Egyptian journalist Abdel Naser Salama has been held in pretrial detention since his arrest in July 2021 over a post he published on Facebook calling for President Abdel-Fattah el-Sisi to resign.
Salama is a columnist at state-run daily newspaper Al-Ahram, its former editor-in-chief, Aref Salama, the journalist’s brother, told CPJ via messaging app. Salama is also a freelance journalist who contributes frequently to Al-Jazeera Mubasher, the news website of the Qatari broadcaster of the same name, covering issues such as the Palestinian-Israeli conflict, the Nile River management dispute between Egypt and Ethiopia, and anti-government protests in Egypt. In August 2013, authorities banned Al-Jazeera, which owns Al-Jazeera Mubasher, in Egypt.
Salama also frequently posts political commentary on his Facebook page, which has been deleted and had thousands of followers, according to the journalist’s brother.

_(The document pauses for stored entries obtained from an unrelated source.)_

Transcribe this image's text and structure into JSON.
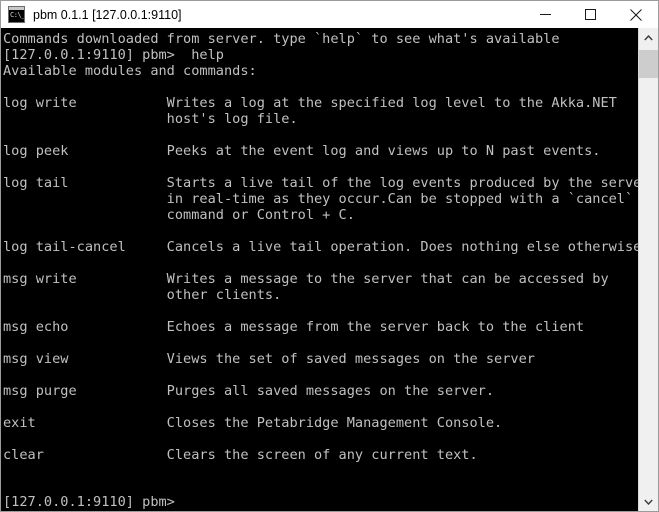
{
  "window": {
    "title": "pbm 0.1.1 [127.0.0.1:9110]",
    "icon_name": "console-app-icon",
    "icon_glyph": "C:\\_",
    "background_color": "#000000",
    "text_color": "#c0c0c0",
    "titlebar_color": "#ffffff",
    "controls": {
      "minimize": "Minimize",
      "maximize": "Maximize",
      "close": "Close"
    }
  },
  "console": {
    "header_lines": [
      "Commands downloaded from server. type `help` to see what's available",
      "[127.0.0.1:9110] pbm>  help",
      "Available modules and commands:"
    ],
    "commands": [
      {
        "name": "log write",
        "description_lines": [
          "Writes a log at the specified log level to the Akka.NET",
          "host's log file."
        ]
      },
      {
        "name": "log peek",
        "description_lines": [
          "Peeks at the event log and views up to N past events."
        ]
      },
      {
        "name": "log tail",
        "description_lines": [
          "Starts a live tail of the log events produced by the server",
          "in real-time as they occur.Can be stopped with a `cancel`",
          "command or Control + C."
        ]
      },
      {
        "name": "log tail-cancel",
        "description_lines": [
          "Cancels a live tail operation. Does nothing else otherwise."
        ]
      },
      {
        "name": "msg write",
        "description_lines": [
          "Writes a message to the server that can be accessed by",
          "other clients."
        ]
      },
      {
        "name": "msg echo",
        "description_lines": [
          "Echoes a message from the server back to the client"
        ]
      },
      {
        "name": "msg view",
        "description_lines": [
          "Views the set of saved messages on the server"
        ]
      },
      {
        "name": "msg purge",
        "description_lines": [
          "Purges all saved messages on the server."
        ]
      },
      {
        "name": "exit",
        "description_lines": [
          "Closes the Petabridge Management Console."
        ]
      },
      {
        "name": "clear",
        "description_lines": [
          "Clears the screen of any current text."
        ]
      }
    ],
    "prompt": "[127.0.0.1:9110] pbm>",
    "description_column": 20
  },
  "scrollbar": {
    "up_arrow": "scroll-up",
    "down_arrow": "scroll-down",
    "track_color": "#f0f0f0",
    "thumb_color": "#cdcdcd"
  }
}
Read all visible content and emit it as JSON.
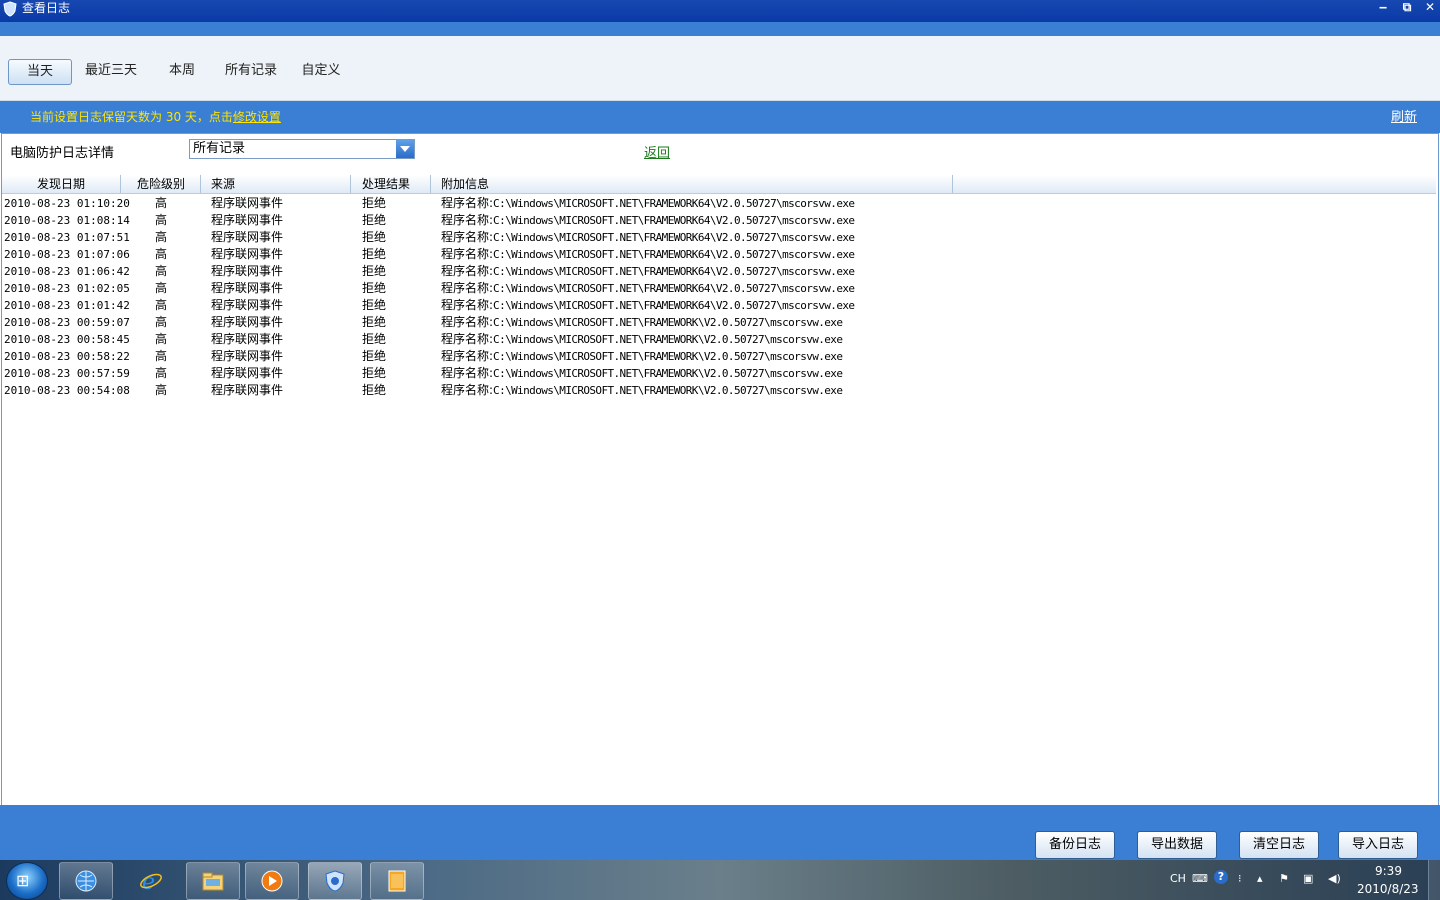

On July 18, 2021, state security officers arrested Salama from his home in Alexandria. Later that day, the state prosecutor’s office charged him with spreading false news, harming national unity, and funding and joining a terrorist group, according to the journalist’s brother and news reports.
Salama’s charges stem from a post he published a week before his arrest on his personal Facebook page in which he criticized Egypt’s president for “wasting Egypt’s historical right to the Nile River water” when he signed a 2015 agreement with Ethiopia about control of the river, according to news reports. Salama called on el-Sisi to resign, the reports said. As of late 2021, the post is no longer available as Salama’s Facebook page has been removed.
Prior to Salama’s arrest, pro-government bloggers and journalists launched an online campaign calling him a traitor and demanding his arrest, according to news reports and CPJ’s review of the Twitter campaign.
Since his arrest, prosecutors have repeatedly renewed Salama’s pretrial detention every 15 days without the journalist or his lawyer present in court, according to the journalist’s brother.
Salama is held in solitary confinement in a maximum-security facility inside the Tora prison complex in Cairo and he suffers from high blood pressure, high cholesterol, and muscle cramps, according to Salama. The journalist is not receiving any medical care in prison, and authorities are not allowing his sister to deliver him medications on her visits, said Salama’s brother.
On August 28, Salama’s sister visited him in prison for just two minutes before prison authorities told him she had to leave, according to Salama’s brother.
The Ministry of Interior, which oversees the police, the prison system, and the prosecutor general’s office, did not answer CPJ’s emails requesting comment on Salama’s case in late 2021.